Il ne reste plus aux instigateurs de ce projet qu'à partir en quête des souches susceptibles de figurer au palmarès de ce patrimoine mourvèdrien : " Nous allons fouiller aux pieds des oliviers : là, on n'a pas arraché les vieilles vignes de peur d'abîmer les racines de l'arbre, ironise Robert Gago de la Commission Technique des Vins de Bandol. En fait, on va commencer par fouiller la région en se limitant aux pieds âgés d'au moins trente ans, puis on va quitter la Provence pour d'autres horizons. On nous a signalé du mourvèdre en Charente, on va aussi aller en voir en Gironde où on le nomme balthazar, dans le Sud-Est où il se fait appeler "monastrel" (la légende dit que c'est parce qu'il était planté autour des monastères)… " La sélection de ces 300 clones s'annonce donc très ouverte et cultive la différence…

 

UNE INTERPROFESSION DES VINS DE PROVENCE dès fin 2002
(source: Magnumvinum.com; janvier 2002)

Seule région viticole de France à ne pas posséder d'interprofession, la Provence a mis du temps à accoucher de son projet de Comité Interprofessionnel. Les huit appellations provençales - Baux-de-Provence, Bandol, Bellet, Cassis, Coteaux d'Aix, Côtes de Provence, Coteaux varois, Palette- peinaient, en effet, à unir leurs forces sous la bannière Provence.

On sait aujourd'hui que le projet devrait se faire fin 2002 avec trois appellations qui représentent à elles seules 95 % de la production. En novembre dernier, le syndicat des Côtes de Provence a voté en séance plénière, à la majorité, l'adoption de ce projet d'Interprofession. Dans la foulée, les Coteaux varois s'y sont décidés à 91% le 9 janvier 2002.
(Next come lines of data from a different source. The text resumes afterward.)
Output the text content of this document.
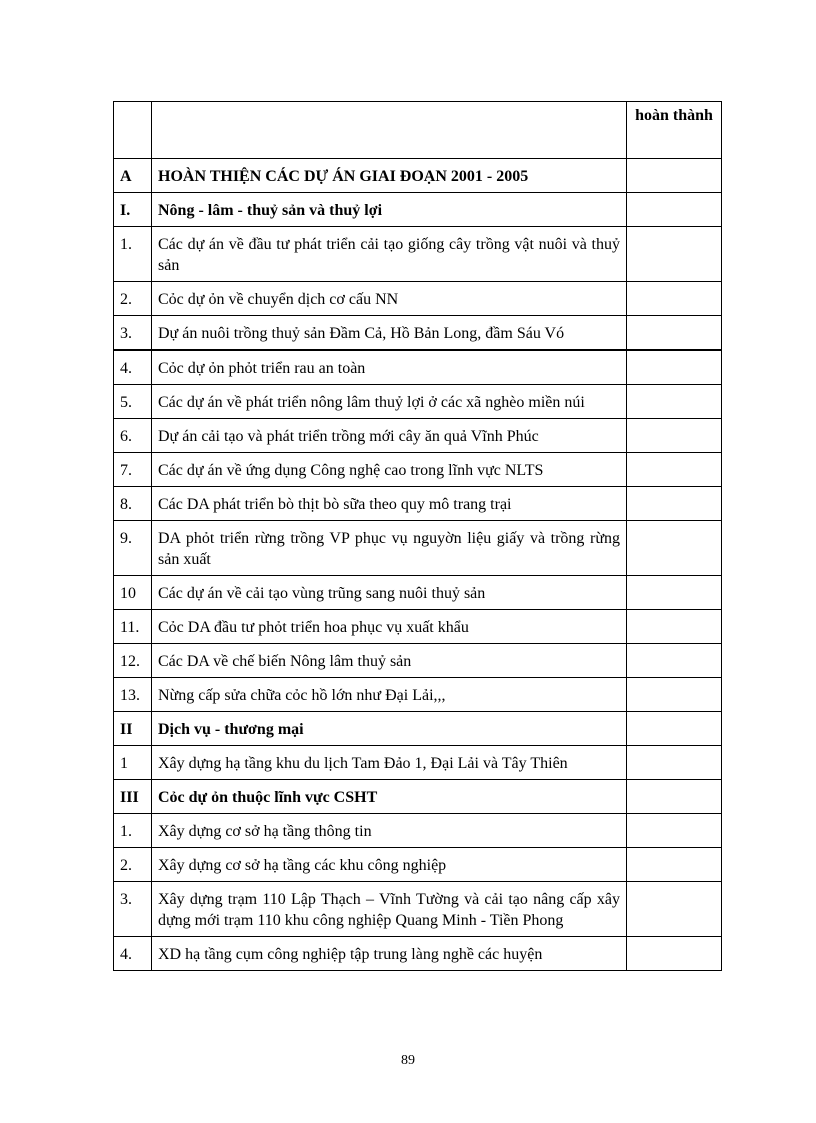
		hoàn thành
A	HOÀN THIỆN CÁC DỰ ÁN GIAI ĐOẠN 2001 - 2005	
I.	Nông - lâm - thuỷ sản và thuỷ lợi	
1.	Các dự án về đầu tư phát triển cải tạo giống cây trồng vật nuôi và thuỷ sản	
2.	Cỏc dự ỏn về chuyển dịch cơ cấu NN	
3.	Dự án nuôi trồng thuỷ sản Đầm Cả, Hồ Bản Long, đầm Sáu Vó	
4.	Cỏc dự ỏn phỏt triển rau an toàn	
5.	Các dự án về phát triển nông lâm thuỷ lợi ở các xã nghèo miền núi	
6.	Dự án cải tạo và phát triển trồng mới cây ăn quả Vĩnh Phúc	
7.	Các dự án về ứng dụng Công nghệ cao trong lĩnh vực NLTS	
8.	Các DA phát triển bò thịt bò sữa theo quy mô trang trại	
9.	DA phỏt triển rừng trồng VP phục vụ nguyờn liệu giấy và trồng rừng sản xuất	
10	Các dự án về cải tạo vùng trũng sang nuôi thuỷ sản	
11.	Cỏc DA đầu tư phỏt triển hoa phục vụ xuất khẩu	
12.	Các DA về chế biến Nông lâm thuỷ sản	
13.	Nừng cấp sửa chữa cỏc hồ lớn như Đại Lải,,,	
II	Dịch vụ - thương mại	
1	Xây dựng hạ tầng khu du lịch Tam Đảo 1, Đại Lải và Tây Thiên	
III	Cỏc dự ỏn thuộc lĩnh vực CSHT	
1.	Xây dựng cơ sở hạ tầng thông tin	
2.	Xây dựng cơ sở hạ tầng các khu công nghiệp	
3.	Xây dựng trạm 110 Lập Thạch – Vĩnh Tường và cải tạo nâng cấp xây dựng mới trạm 110 khu công nghiệp Quang Minh - Tiền Phong	
4.	XD hạ tầng cụm công nghiệp tập trung làng nghề các huyện	
89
le budget de fonctionnement du futur Comité Interprofessionnel des Vins de Provence devrait se situer autour de 16 à 17 millions de francs par an et s'organiser sur les bases d'une présidence alternée de trois ans pour chaque appellation.

Cette interprofession des vins de Provence, qui verra le jour fin 2002 avec trois appellations sur les huit que compte la région, devrait permettre sur le plan économique d'améliorer la connaissance et la régulation des marchés et de mieux promotionner les vins tant en France qu'à l'étranger.

François Millo, directeur du Comité Interprofessionnel des Vins des Côtes de Provence, pense que les autres appellations finiront bien par rejoindre cette interprofession, à condition qu'elle existe. Pour preuve, l'appellation Côtes de Provence, qui organise chaque année, à Paris, une dégustation de ses vins intitulée "Un Jour en Provence", devrait pour la première fois, en 2002, y inviter toutes les appellations provençales. Une vraie première et une main tendue vers les petites appellations qui ont refusé pour le moment de participer à cette aventure, " craignant d'être très minoritaires dans les décisions ", comme le précise Jean-Pierre Boyer, président de l'Association des vins de Bandol.